Michael Barton is a Bioinformatics Systems Analysis at the Joint Genome Institute (that makes him a JGI BSA?). His work involves developing automated methods for the quality checking of sequencing data and evaluating new bioinformatics software. He may introduce himself as Michael, but as his twitter handle suggests, he is really Mr. Bioinformatics.

His nucleotid.es website is doing amazing things in the field of genome assembly by using Docker containers to try to parcel up genome assembly pipelines. This is enabling the 'continuous, objective and reproducible evaluation of genome assemblers'. Related to this is the bioboxes project — a great name by the way — which may just succeed in revolutionizing how bioinformatics is done. From the bioboxes manifesto:

Software has proliferated in bioinformatics and so have the problems associated with it: missing or unobtainable code, difficult to install dependencies, unreproducible workflows, all with terrible user experiences. We believe a community standard, using software containers, has the opportunity to solve these problems and increase the standard of scientific software as a whole.

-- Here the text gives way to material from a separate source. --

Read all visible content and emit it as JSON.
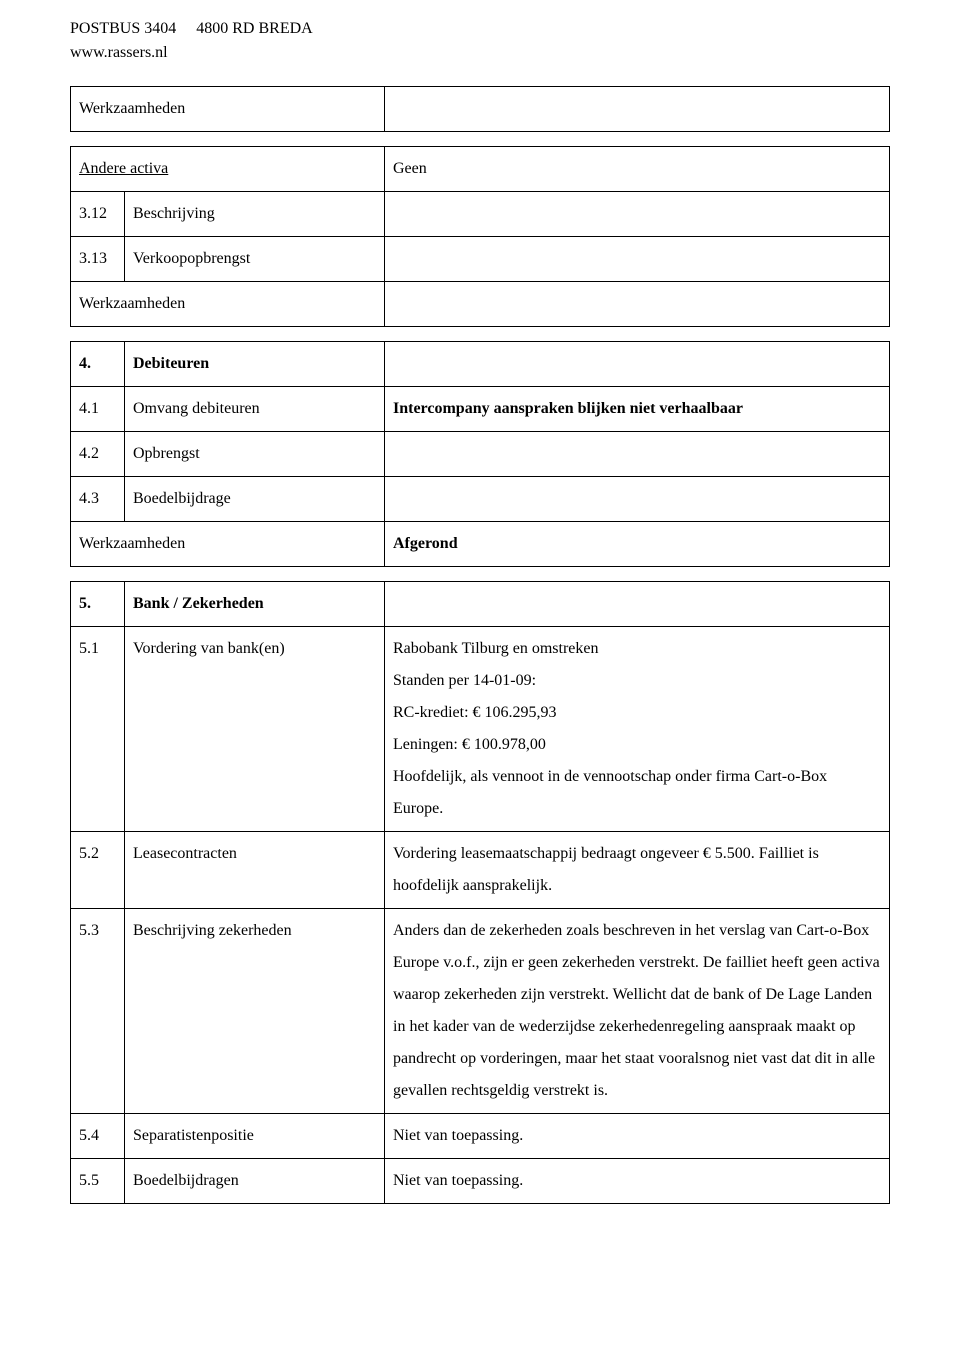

You can find out more about Michael by visiting his Bioinformatics Zen blog or by following him on twitter (@bioinformatics). And now, on to the 101 questions...

001. What's something that you enjoy about current bioinformatics research?

I like that I get to work on interesting problems from time to time. This may seem a trite and easy answer to give, however after university I worked in some jobs that I extremely disliked and I wondered where exactly my life had gone wrong to end up in this position. Luckily I was able to do a Masters degree, get into the field of bioinformatics, and change my career. This job can still be tedious at times, like any job, however overall I am always grateful to work on projects that people find interesting and useful, instead of answering phones in a call centre where someone may start yelling at me.

010. What's something that you don't enjoy about current bioinformatics research?

Getting different tools to work together. Take three different bioinformatics tools that should work together as a pipeline then actually try implementing that pipeline. Then try running it on 10 different datasets from 10 different publications.

As bioinformaticians we're our own worst enemy when it comes to agreeing on community standards so that we can effectively focus on doing research instead of writing glue code. My opinion is that this won't change until we move away from publications as the metric for an academic's value, and instead look at valuing other types of contributions.

011. If you could go back in time and visit yourself as a 18 year old, what single piece of advice would you give yourself to help your future bioinformatics career?

Work can't be everything. I write this because you can work very hard, get everything right and still fail. At least that's my opinion of academia today and I think that's because of how little funding there is. In addition here is some concrete advice which I wish I had known earlier:

  • Learn a functional programming language well enough to write something non-trivial. Functional programming stimulates you to think about solving problems differently, in ways that are often more succinct and robust. Try Haskell or Clojure.
  • Learn linear algebra. Many analyses can be reduced to linear algebra operations, and many biological data can be expressed as matrices. Combining the two can help simplify and reason about problems.

100. What's your all-time favorite piece of bioinformatics software, and why?

Anything written by Hadley Wickham. R is the de-facto analysis language for bioinformatics and Hadley's libraries make R much more enjoyable to use. I highly recommend ggplot2 and dplyr.

101. IUPAC describes a set of 18 single-character nucleotide codes that can represent a DNA base: which one best reflects your personality, and why?

T — because I drink a couple of pots of tea each day at work, usually Redbush.